Kasemin gözleri açıktı ve gökyüzüne bakıyordu. genç kız koştu ve sevgilisinin yanında eğildiği o anda elindeki kitapları yere fırlattı. Gözlerine inanamadı. Genç adam usul usul ağlıyordu ve karnından koyu kırmızı hatta belki de siyah kan akıyordu. Yüzü inanılmayacak derece beyazdı ve üst bedeninin tamamı Arapça yazılarla doluydu. Hıçkırıkların arasında bir şeyler söylemeye çalıştı, genç kız susturdu onu.
- sevgilim? tamam, tamam buradayım korkma. Şimdi yardım çağıracağım, iyi olacaksın, söz.
- gii..t buradan seher.
- kim yaptı, ne oldu? Allahım lütfen yardım et!
- hemen git. Beni düşünme. Hadi git.
- asla, asla seni burada bırakamam. Kahretsin telefon çekmiyor!
- gitmen lazım seher.
genç adamın son cümlesinden sonra göz pınarlarından boşalan sıvının rengi kırmızıya dönmeye başladı.
Bir yerlerde yatsı ezanı okunuyordu.
Genç adam bir şeyleri kovalar gibi elini hava boşluğunda savurdu bu hamle ile Gökyüzünden onlarca yıldız kaymaya başladı. Genç kızın bedeni kaskatı kesilmişti. Olan bitene anlam vermeye çalışıyordu ama hiç birinin mantıklı bir açıklaması yoktu.

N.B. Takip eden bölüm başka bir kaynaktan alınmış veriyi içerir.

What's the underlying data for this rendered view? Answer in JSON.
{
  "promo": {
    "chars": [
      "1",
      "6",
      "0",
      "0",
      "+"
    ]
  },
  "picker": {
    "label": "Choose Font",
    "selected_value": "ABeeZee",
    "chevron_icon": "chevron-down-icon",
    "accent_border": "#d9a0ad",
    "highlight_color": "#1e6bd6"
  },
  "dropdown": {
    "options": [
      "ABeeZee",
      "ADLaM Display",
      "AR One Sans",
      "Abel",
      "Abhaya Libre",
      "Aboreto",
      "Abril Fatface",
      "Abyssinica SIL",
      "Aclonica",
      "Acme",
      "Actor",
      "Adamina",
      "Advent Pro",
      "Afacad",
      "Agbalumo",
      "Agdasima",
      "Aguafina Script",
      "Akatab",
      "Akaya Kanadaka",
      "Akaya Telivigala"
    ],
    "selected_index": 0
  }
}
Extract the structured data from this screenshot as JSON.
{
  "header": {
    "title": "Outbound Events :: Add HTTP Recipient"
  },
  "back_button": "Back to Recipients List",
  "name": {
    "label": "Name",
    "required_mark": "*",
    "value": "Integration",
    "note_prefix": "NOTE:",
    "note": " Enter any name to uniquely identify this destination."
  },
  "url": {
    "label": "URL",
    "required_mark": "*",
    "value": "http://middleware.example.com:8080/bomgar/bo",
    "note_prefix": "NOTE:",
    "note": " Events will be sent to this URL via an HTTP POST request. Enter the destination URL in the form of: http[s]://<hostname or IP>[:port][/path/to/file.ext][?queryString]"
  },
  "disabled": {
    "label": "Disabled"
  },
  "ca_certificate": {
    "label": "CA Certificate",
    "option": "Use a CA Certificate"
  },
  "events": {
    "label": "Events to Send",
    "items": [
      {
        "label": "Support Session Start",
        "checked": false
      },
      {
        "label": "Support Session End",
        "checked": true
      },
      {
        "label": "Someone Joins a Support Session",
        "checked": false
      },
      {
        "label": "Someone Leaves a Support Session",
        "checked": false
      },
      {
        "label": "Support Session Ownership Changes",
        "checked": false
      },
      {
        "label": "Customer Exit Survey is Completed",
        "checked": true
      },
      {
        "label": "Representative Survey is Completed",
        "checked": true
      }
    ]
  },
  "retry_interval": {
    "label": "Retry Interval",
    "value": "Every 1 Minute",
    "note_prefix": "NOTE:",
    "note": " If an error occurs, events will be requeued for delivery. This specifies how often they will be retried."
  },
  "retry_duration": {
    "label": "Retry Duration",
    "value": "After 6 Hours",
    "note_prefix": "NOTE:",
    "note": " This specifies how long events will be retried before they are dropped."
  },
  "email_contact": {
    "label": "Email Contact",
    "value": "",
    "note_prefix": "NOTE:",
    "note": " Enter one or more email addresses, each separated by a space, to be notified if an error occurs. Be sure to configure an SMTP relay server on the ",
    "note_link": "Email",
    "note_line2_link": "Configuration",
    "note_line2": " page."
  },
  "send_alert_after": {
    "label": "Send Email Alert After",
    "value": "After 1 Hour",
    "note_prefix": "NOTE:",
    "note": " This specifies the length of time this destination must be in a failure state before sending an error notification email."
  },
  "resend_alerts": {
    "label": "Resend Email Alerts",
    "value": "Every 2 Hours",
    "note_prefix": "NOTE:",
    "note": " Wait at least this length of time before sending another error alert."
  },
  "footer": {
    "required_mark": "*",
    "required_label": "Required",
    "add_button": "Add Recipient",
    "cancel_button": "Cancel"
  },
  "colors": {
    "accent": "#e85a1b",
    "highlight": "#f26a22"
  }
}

Nihayet gözlerini kızın gözlerine çevirdi ve yalvarırcasına 'git ne olur, görmeyeyim' dedi. Karşısındaki genç kız kımıldamadı bile. Gördüğü tek şey kayan yıldızların adamın gözbebeklerine yansıyan aksiydi. Elinin baş parmağıyla genç adamın koyu ama parlak gözlerinden gözyaşı gibi akan kanları sildi ve burnunu çekerek 'seni burada bırakıp gidemem' dedi.
Genç adam sevgilisinin inadını biliyordu. Onu buradan göndermenin bir yolu olmalı diye düşünürken koyu bir gölge süzülerek birkaç metre ötedeki mezarlığın içinde görünmez oldu.
Hıçkırıkları arttı.
Hala yıldızlar kayıyordu.
Hala gözyaşı yerine kan akıyordu.
- seni koruyamadığım için çok üzgünüm seher. Elimden geleni yaptım ama seni kurtaramadım. Beni affet. Seni çok sevdiğimi bil.
- biliyorum, bunu asla unutmam.
- unutacak kadar bile vakit yok. Beni affet.
Genç adamın başı kızın dizlerinde, kızın elleri ise genç adamın saçında ve yüzündeydi. genç kız dudaklarını araladı ve yalvarırcasına;
- anlat ne olur, dedi.
kasem Yutkundu ve ses borusundan çıkıp dudaklarına çarpan heceler gecenin karanlığında uğultu gibi duyuldu.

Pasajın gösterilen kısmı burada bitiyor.